The Hardy Tree - Through Passages Of Time


Reviewed by Shaun C. Rogan

Winter is drawing ever closer up here in the northern hemisphere and, as I take in the last of the late autumn light and stare blankly out of my north London window, I am being gently drawn into a brave old/new world by the never less than great Clay Pipe Records. This latest release is a singular piece of work, as the deeply beguiling music and accompanying striking art work is the creative outpouring of label supremo and polymath, Frances Castle, operating once more under the moniker of The Hardy Tree.

The beautiful floating soundscapes/sonic friezes found here are dreamily delivered in gently flickering, devotional vignettes that envelop and involve the listener with a warmth of spirit rarely found in such keenly conceptualised work. Every note is drawn out to maximise its lingering pictorial impact as time is stretched and manipulated with sound. As a whole work, "Through Passages Of Time" creates a blurring almost disorientating intimacy that is almost impossible to disengage from. Even if you wanted to.

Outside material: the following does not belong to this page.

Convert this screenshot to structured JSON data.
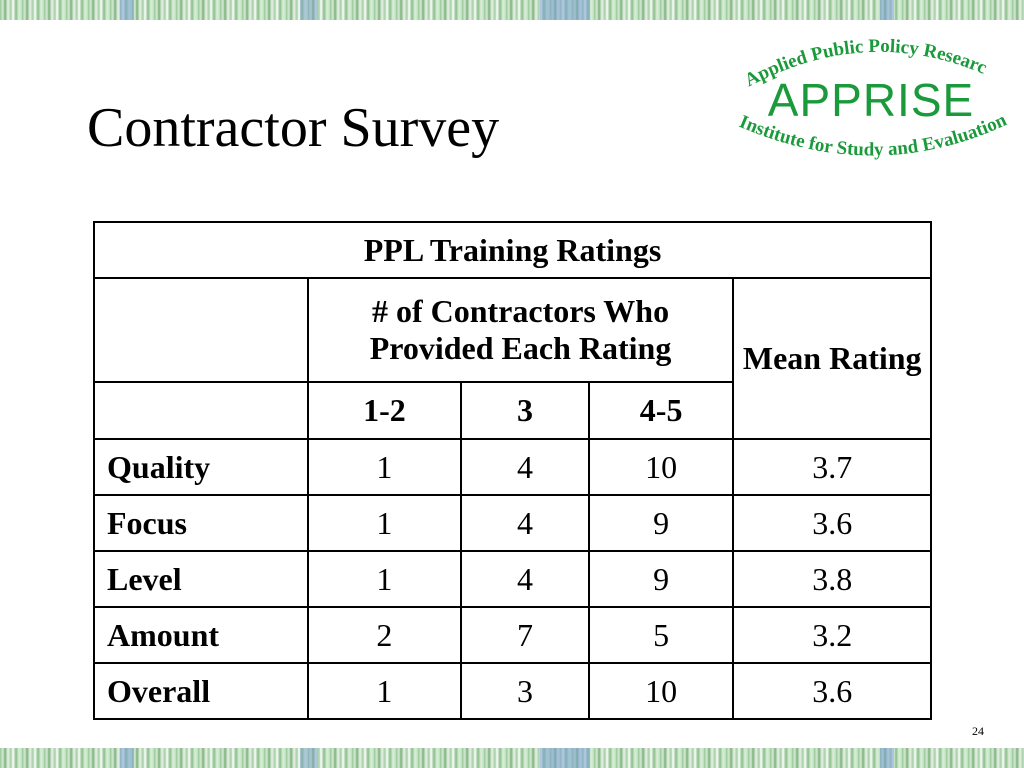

The opening and instructively titled "Looking Down on London" sets the tone with its simple, almost musical box like structures, creating a lovely minor-key ballad with very effective use of vibes and mellotron. "The Peerless Pool" lopes ever so gently along with vintage synth washes and a mood that wouldn't be out of place on the best of the Ghost Box catalogue. "St John Horsleydown" and "Newport Market" echo with ghostly voices, underpinned once more by the most delicate of musical figures whilst "Baltic Wharf" groans with the sound of straining timbers in the tidal Thames before settling into the stateliest shanty I think I have ever heard. The latter benefits hugely from some lovely mournful viola playing by Left Outsides crew member and Plinth collaborator, Alison Cotton. 'Sluice House Tavern' is a lovely sonic tapestry; a beam of autumnal afternoon light through a lead-glass window, generating a hugely resplendent ambience for the listener. 'Near Windmill Bridge' is all analogue synth twists and gently soaring keys with a whispering drum machine in the background. "Cut Throat Lane" brings matters to a soul soothing end, a series of spirit voices ascending ever skyward on an endless journey back into the afterlife and on to who knows where.

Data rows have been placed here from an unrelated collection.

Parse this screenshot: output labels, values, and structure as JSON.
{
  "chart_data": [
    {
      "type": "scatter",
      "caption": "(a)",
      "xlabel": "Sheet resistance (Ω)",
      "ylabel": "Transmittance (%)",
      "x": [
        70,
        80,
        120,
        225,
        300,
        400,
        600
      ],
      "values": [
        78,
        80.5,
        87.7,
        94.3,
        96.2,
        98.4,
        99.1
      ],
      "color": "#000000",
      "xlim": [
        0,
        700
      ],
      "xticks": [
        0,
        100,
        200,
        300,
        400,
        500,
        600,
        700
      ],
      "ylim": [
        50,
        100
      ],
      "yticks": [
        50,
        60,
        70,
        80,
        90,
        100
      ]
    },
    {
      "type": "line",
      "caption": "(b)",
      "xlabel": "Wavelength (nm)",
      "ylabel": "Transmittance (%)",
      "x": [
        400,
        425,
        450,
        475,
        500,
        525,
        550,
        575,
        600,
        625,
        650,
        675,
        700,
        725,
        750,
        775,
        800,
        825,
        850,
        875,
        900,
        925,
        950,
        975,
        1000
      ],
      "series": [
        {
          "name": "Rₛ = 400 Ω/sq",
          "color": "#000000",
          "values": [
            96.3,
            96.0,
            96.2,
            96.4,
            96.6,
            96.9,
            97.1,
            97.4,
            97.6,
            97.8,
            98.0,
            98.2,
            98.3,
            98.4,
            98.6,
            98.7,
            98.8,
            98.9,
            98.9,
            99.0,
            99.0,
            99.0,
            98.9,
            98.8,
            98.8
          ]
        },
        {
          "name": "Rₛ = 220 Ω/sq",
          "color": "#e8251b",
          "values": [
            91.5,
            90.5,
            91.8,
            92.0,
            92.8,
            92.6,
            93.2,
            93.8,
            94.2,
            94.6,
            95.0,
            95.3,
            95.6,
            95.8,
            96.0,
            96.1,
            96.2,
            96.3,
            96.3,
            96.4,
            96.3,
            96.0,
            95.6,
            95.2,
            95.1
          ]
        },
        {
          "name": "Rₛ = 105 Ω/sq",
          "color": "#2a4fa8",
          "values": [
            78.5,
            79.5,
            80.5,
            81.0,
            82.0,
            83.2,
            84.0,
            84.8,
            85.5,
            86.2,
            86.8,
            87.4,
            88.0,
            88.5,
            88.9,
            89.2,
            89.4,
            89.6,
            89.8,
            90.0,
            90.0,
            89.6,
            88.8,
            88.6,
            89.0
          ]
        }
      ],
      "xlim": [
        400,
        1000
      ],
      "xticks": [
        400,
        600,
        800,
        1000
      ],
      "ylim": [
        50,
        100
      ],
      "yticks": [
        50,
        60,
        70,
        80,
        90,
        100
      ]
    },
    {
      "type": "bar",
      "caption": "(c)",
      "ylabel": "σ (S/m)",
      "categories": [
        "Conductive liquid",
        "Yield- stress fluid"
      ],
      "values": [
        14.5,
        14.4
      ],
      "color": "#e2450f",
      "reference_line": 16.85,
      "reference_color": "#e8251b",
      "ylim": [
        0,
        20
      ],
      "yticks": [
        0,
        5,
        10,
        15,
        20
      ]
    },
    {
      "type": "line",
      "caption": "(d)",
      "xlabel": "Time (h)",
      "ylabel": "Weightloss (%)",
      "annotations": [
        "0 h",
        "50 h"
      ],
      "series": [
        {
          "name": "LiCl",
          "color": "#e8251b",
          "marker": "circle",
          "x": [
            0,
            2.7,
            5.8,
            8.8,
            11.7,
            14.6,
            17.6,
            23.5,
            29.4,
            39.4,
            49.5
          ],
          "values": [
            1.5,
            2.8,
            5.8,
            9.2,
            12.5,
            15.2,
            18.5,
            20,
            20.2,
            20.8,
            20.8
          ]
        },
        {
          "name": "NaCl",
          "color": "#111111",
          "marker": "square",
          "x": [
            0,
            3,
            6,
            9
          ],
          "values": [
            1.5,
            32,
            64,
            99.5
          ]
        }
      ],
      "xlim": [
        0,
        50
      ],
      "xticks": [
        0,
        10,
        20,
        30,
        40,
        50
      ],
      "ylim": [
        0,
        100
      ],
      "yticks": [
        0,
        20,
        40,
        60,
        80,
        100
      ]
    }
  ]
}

On an instant level, "Through Passages Of Time" works as a highly accomplished musical travelogue, using a historical overview of a London lost to the diggers and the tower cranes as its guiding star and central concept. However, the longer you let these meditations seep into your being and colour your minds eye, the more you realise that what you are experiencing has far more depth and complexity. This record is more like a carefully constructed requiem for London featuring a series of spectral lullabies. The recurring musical devices and themes that link these pieces to create a whole environment for the listener to inhabit and explore draw strong comparison to those collected in any church hymn book. This is all no doubt deliberate as the real 'Hardy Tree', from which the project takes its name, has a strong ecclesiastical linkage that I will leave to those sufficiently intrigued to enlighten themselves with. The sense that every note on this record has weight and has been received from another dimension by its creator is all pervading. In these grooves The Hardy Tree, acting as curator or medium, is telling you something vital about your past lives in the hope that your present one will become enriched, kinder and more connected as a result. And if that sounds profound and heavy its because it is.

"Through Passages of Time" belongs to another (green) world and congratulations should go to Frances Castle for divining this wonderfully touching collection and successfully capturing it on tape. It's musical psycho-geography par excellence and probably the most human record you will hear all year. Get it while you can as, like much of the city it commemorates, I am sure it will be gone before you know it.

Available on limited vinyl from the label direct or a number of small but perfectly formed independent retailers.